Die Clowns waren wohl das beliebteste Fotomotiv während der Protestwoche.
Da ist die Wasserpistole futsch – ein Polizist nimmt einem Demonstranten der „Clown’s Army“ zu dessen Unverständnis die bunte Wasserpistole weg.
© alle Fotos: Bastian Graupner
Während dieser langen Wartezeit gingen Polizisten mit Fotos herum, um zu gucken ob sich bekannte und gesuchte Kriminelle im Demonstrationszug finden lassen. Eine Methode, die Stunden dauerte und völlig sinnlos war. Wie wollte die Polizei, wenn sie einen gesuchten Kriminellen erblickte, diesen aus der Menschenmasse fischen ohne totales Chaos zu verursachen?

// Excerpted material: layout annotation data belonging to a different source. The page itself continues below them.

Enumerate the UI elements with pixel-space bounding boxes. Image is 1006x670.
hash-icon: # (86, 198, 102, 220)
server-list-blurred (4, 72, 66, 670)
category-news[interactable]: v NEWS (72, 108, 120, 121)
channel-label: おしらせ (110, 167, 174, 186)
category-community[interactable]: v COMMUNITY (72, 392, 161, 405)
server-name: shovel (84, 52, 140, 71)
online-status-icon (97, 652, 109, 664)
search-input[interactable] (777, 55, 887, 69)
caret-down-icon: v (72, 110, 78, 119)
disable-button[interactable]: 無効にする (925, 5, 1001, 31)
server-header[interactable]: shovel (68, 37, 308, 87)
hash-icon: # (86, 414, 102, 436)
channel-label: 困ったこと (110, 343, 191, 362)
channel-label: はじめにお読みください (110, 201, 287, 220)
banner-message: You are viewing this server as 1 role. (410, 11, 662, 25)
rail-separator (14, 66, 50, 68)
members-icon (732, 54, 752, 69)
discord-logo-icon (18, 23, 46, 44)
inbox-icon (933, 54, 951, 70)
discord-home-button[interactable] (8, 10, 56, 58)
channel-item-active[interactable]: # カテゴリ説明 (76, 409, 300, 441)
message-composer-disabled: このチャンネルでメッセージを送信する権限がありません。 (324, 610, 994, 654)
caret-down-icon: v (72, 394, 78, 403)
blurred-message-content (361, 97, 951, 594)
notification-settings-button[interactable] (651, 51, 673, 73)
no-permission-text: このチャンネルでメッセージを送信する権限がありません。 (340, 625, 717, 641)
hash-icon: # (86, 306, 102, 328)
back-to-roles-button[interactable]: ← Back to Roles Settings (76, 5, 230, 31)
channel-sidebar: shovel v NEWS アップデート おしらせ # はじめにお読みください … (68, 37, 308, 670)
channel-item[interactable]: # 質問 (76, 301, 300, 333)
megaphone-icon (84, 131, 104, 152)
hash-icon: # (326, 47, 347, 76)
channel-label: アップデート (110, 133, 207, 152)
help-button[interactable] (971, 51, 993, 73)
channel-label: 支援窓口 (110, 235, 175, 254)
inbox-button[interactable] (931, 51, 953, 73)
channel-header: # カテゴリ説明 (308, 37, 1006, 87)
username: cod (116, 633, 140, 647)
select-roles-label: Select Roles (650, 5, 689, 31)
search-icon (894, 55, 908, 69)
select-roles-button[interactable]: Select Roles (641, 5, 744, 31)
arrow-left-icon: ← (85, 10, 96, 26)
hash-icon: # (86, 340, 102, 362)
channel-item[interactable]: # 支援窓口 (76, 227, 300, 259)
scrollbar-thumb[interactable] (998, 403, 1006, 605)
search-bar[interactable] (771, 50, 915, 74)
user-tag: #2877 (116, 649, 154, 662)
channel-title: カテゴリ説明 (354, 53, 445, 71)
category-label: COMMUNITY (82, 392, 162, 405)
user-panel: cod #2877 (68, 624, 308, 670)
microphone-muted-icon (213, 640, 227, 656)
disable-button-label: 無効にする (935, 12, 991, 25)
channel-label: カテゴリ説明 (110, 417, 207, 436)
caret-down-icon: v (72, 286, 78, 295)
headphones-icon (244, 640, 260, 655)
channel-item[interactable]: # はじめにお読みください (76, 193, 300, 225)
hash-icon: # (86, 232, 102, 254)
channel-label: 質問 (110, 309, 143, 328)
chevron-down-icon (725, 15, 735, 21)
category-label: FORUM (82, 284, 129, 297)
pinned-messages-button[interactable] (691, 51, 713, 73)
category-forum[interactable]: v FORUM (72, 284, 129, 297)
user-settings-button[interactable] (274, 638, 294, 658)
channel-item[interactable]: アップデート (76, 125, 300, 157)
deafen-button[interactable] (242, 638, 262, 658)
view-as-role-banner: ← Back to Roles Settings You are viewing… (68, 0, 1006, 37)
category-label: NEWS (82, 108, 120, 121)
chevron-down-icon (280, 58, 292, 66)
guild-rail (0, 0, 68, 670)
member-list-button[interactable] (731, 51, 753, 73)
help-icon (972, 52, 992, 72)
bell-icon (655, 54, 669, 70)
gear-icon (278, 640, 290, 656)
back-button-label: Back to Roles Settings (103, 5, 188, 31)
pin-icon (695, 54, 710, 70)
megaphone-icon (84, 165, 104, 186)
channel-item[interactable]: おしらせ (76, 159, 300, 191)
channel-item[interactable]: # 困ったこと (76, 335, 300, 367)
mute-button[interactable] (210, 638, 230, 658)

Schließlich wurde die legale Demonstration von den Veranstaltern aufgelöst, da die Polizei den Protest gegen Abschiebelager und Abschottung der G8-Staaten unmöglich machte. Ein Eigentor der Polizei, wie sich später herausstellte, denn nun gingen die Aktivisten einzeln in die Innenstadt. Durch die Schwemme an Menschen wurde die Polizei friedlich überrumpelt und riegelte in der Hektik die gesamte Innenstadt ab. Überall marschierten Hundertschaften der Polizei in Reih und Glied durch die Rostocker Straßen. Die meisten Personen schafften es jedoch durch die Innenstadt weiter zum Stadthafen zu kommen, wo am Abend abermals ein Konzert stattfand.
Während des Konzerts sorgte die für ihre spektakulären Aktionen bekannte Organisation „Robin Wood“ für Unterhaltung, weil sie ein großes Transparent zwischen zwei Hafenkräne spannte. Unbemerkt von den meisten Menschen schwebte hinter den Demonstranten im Stil des „großen Bruders“ ständig ein Hubschrauber der Polizei. Alle paar Stunden kam ein neuer Polizeihubschrauber, wenn dem vorherigen der Treibstoff zur Neige ging und überwachte das Konzert abermals. Nach dem Konzert bewegte sich der Tross von Leuten zurück ins Camp.